Thank you for reading my question. I am attempting to create multiple MUSCLE alignments for thousands of fasta in a directory.
The input would be: vbro1.fasta, vbro2.fasta... vbro6405.fasta; where a given file commonly contains 20 or more proteins.
The output would be: vbro1.afa, vbro2.afa... vbro6405.afa
My first thought was a for loop in bash like this. My second thought was to run this in biopython's MUSCLE wrapper. Either way, I'm concerned that the job is too big and that I'll need to write a script that will interate through the multifasta in more manageable pieces.
for i in outdir
; do
echo "muscle -in file${i} -out ${i}.afa -maxiters 1 -diags1 -sv"
done
I would greatly appreciate some assistance if someone could point me in the right direction.

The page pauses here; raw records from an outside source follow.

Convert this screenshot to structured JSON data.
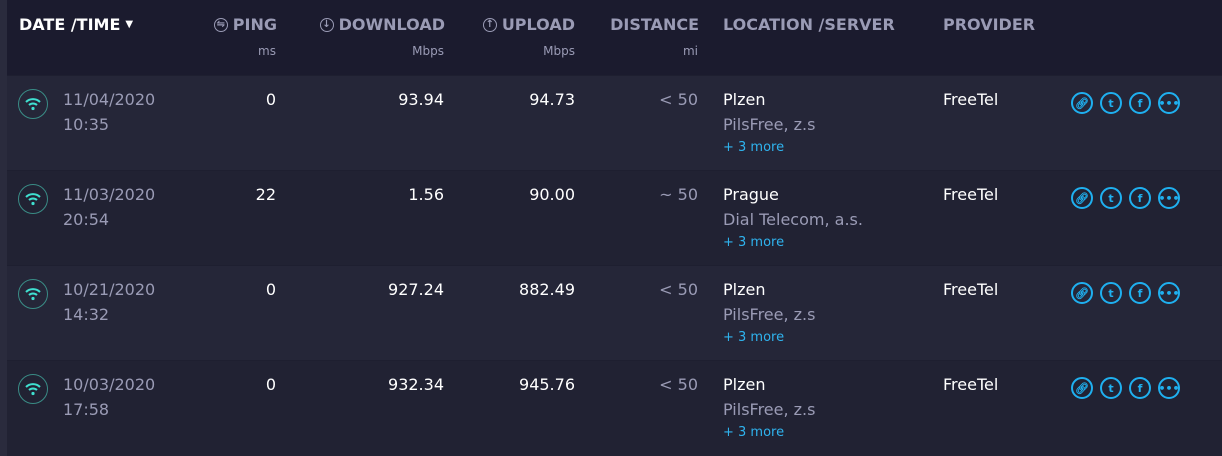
{
  "header": {
    "date_time": "DATE /TIME",
    "ping": "PING",
    "ping_unit": "ms",
    "download": "DOWNLOAD",
    "download_unit": "Mbps",
    "upload": "UPLOAD",
    "upload_unit": "Mbps",
    "distance": "DISTANCE",
    "distance_unit": "mi",
    "location": "LOCATION /SERVER",
    "provider": "PROVIDER"
  },
  "accent": "#1fb0f0",
  "rows": [
    {
      "date": "11/04/2020",
      "time": "10:35",
      "ping": "0",
      "download": "93.94",
      "upload": "94.73",
      "distance": "< 50",
      "location": "Plzen",
      "server": "PilsFree, z.s",
      "more": "+ 3 more",
      "provider": "FreeTel"
    },
    {
      "date": "11/03/2020",
      "time": "20:54",
      "ping": "22",
      "download": "1.56",
      "upload": "90.00",
      "distance": "~ 50",
      "location": "Prague",
      "server": "Dial Telecom, a.s.",
      "more": "+ 3 more",
      "provider": "FreeTel"
    },
    {
      "date": "10/21/2020",
      "time": "14:32",
      "ping": "0",
      "download": "927.24",
      "upload": "882.49",
      "distance": "< 50",
      "location": "Plzen",
      "server": "PilsFree, z.s",
      "more": "+ 3 more",
      "provider": "FreeTel"
    },
    {
      "date": "10/03/2020",
      "time": "17:58",
      "ping": "0",
      "download": "932.34",
      "upload": "945.76",
      "distance": "< 50",
      "location": "Plzen",
      "server": "PilsFree, z.s",
      "more": "+ 3 more",
      "provider": "FreeTel"
    }
  ]
}
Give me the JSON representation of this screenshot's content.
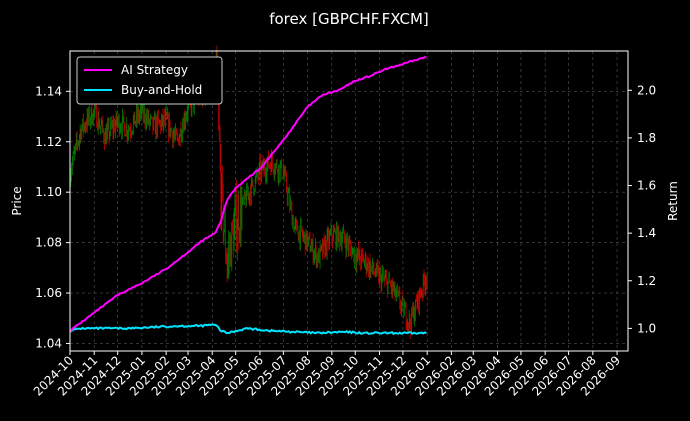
{
  "chart_data": {
    "type": "line",
    "title": "forex [GBPCHF.FXCM]",
    "xlabel": "",
    "ylabel_left": "Price",
    "ylabel_right": "Return",
    "x_ticks": [
      "2024-10",
      "2024-11",
      "2024-12",
      "2025-01",
      "2025-02",
      "2025-03",
      "2025-04",
      "2025-05",
      "2025-06",
      "2025-07",
      "2025-08",
      "2025-09",
      "2025-10",
      "2025-11",
      "2025-12",
      "2026-01",
      "2026-02",
      "2026-03",
      "2026-04",
      "2026-05",
      "2026-06",
      "2026-07",
      "2026-08",
      "2026-09"
    ],
    "xlim": [
      "2024-10-01",
      "2026-09-15"
    ],
    "ylim_left": [
      1.037,
      1.156
    ],
    "ylim_right": [
      0.905,
      2.165
    ],
    "y_ticks_left": [
      "1.04",
      "1.06",
      "1.08",
      "1.10",
      "1.12",
      "1.14"
    ],
    "y_ticks_right": [
      "1.0",
      "1.2",
      "1.4",
      "1.6",
      "1.8",
      "2.0"
    ],
    "grid": true,
    "legend_position": "top-left",
    "colors": {
      "up": "#c00000",
      "down": "#008000",
      "ai": "#ff00ff",
      "bh": "#00e5ff"
    },
    "price_series": {
      "name": "GBPCHF price",
      "x": [
        "2024-10-01",
        "2024-10-15",
        "2024-11-01",
        "2024-11-15",
        "2024-12-01",
        "2024-12-15",
        "2025-01-01",
        "2025-01-15",
        "2025-02-01",
        "2025-02-15",
        "2025-03-01",
        "2025-03-15",
        "2025-04-01",
        "2025-04-07",
        "2025-04-12",
        "2025-04-20",
        "2025-05-01",
        "2025-05-15",
        "2025-06-01",
        "2025-06-15",
        "2025-07-01",
        "2025-07-15",
        "2025-08-01",
        "2025-08-15",
        "2025-09-01",
        "2025-09-15",
        "2025-10-01",
        "2025-10-15",
        "2025-11-01",
        "2025-11-15",
        "2025-12-01",
        "2025-12-10",
        "2025-12-20",
        "2026-01-01"
      ],
      "values": [
        1.108,
        1.125,
        1.132,
        1.122,
        1.128,
        1.125,
        1.132,
        1.126,
        1.128,
        1.12,
        1.134,
        1.138,
        1.141,
        1.146,
        1.1,
        1.072,
        1.088,
        1.098,
        1.108,
        1.112,
        1.108,
        1.086,
        1.08,
        1.074,
        1.083,
        1.082,
        1.075,
        1.072,
        1.066,
        1.063,
        1.054,
        1.048,
        1.057,
        1.068
      ]
    },
    "series": [
      {
        "name": "AI Strategy",
        "x": [
          "2024-10-01",
          "2024-11-15",
          "2024-12-01",
          "2025-01-01",
          "2025-02-01",
          "2025-03-01",
          "2025-03-20",
          "2025-04-05",
          "2025-04-12",
          "2025-04-20",
          "2025-05-01",
          "2025-05-20",
          "2025-06-01",
          "2025-07-01",
          "2025-08-01",
          "2025-08-20",
          "2025-09-10",
          "2025-10-01",
          "2025-10-20",
          "2025-11-10",
          "2025-12-01",
          "2025-12-20",
          "2026-01-01"
        ],
        "values": [
          0.99,
          1.1,
          1.14,
          1.19,
          1.25,
          1.32,
          1.37,
          1.4,
          1.45,
          1.54,
          1.59,
          1.64,
          1.67,
          1.79,
          1.93,
          1.98,
          2.0,
          2.04,
          2.06,
          2.09,
          2.11,
          2.13,
          2.14
        ]
      },
      {
        "name": "Buy-and-Hold",
        "x": [
          "2024-10-01",
          "2024-10-15",
          "2024-11-15",
          "2024-12-15",
          "2025-01-15",
          "2025-02-15",
          "2025-03-15",
          "2025-04-01",
          "2025-04-07",
          "2025-04-12",
          "2025-04-20",
          "2025-05-15",
          "2025-06-15",
          "2025-07-15",
          "2025-08-15",
          "2025-09-15",
          "2025-10-15",
          "2025-11-15",
          "2025-12-15",
          "2026-01-01"
        ],
        "values": [
          0.99,
          1.0,
          1.0,
          1.0,
          1.005,
          1.01,
          1.01,
          1.015,
          1.01,
          0.99,
          0.98,
          1.0,
          0.99,
          0.985,
          0.98,
          0.985,
          0.98,
          0.98,
          0.98,
          0.98
        ]
      }
    ]
  }
}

Nice! I like to see bash solutions. It is possible to avoid the creation of the command file: find . -name "vbro.fasta" -type f -print0 | xargs -0 --max-procs=4 -L1 -I FILE muscle -in FILE -out FILE.afa -maxiters 1 -diags1 -sv Caveat: output file names are in .fasta.afa
Also and excellent solution that works very well! And thank you for showing me how to run the jobs in parallel.
I must say I learned new stuff about bash thanks to you.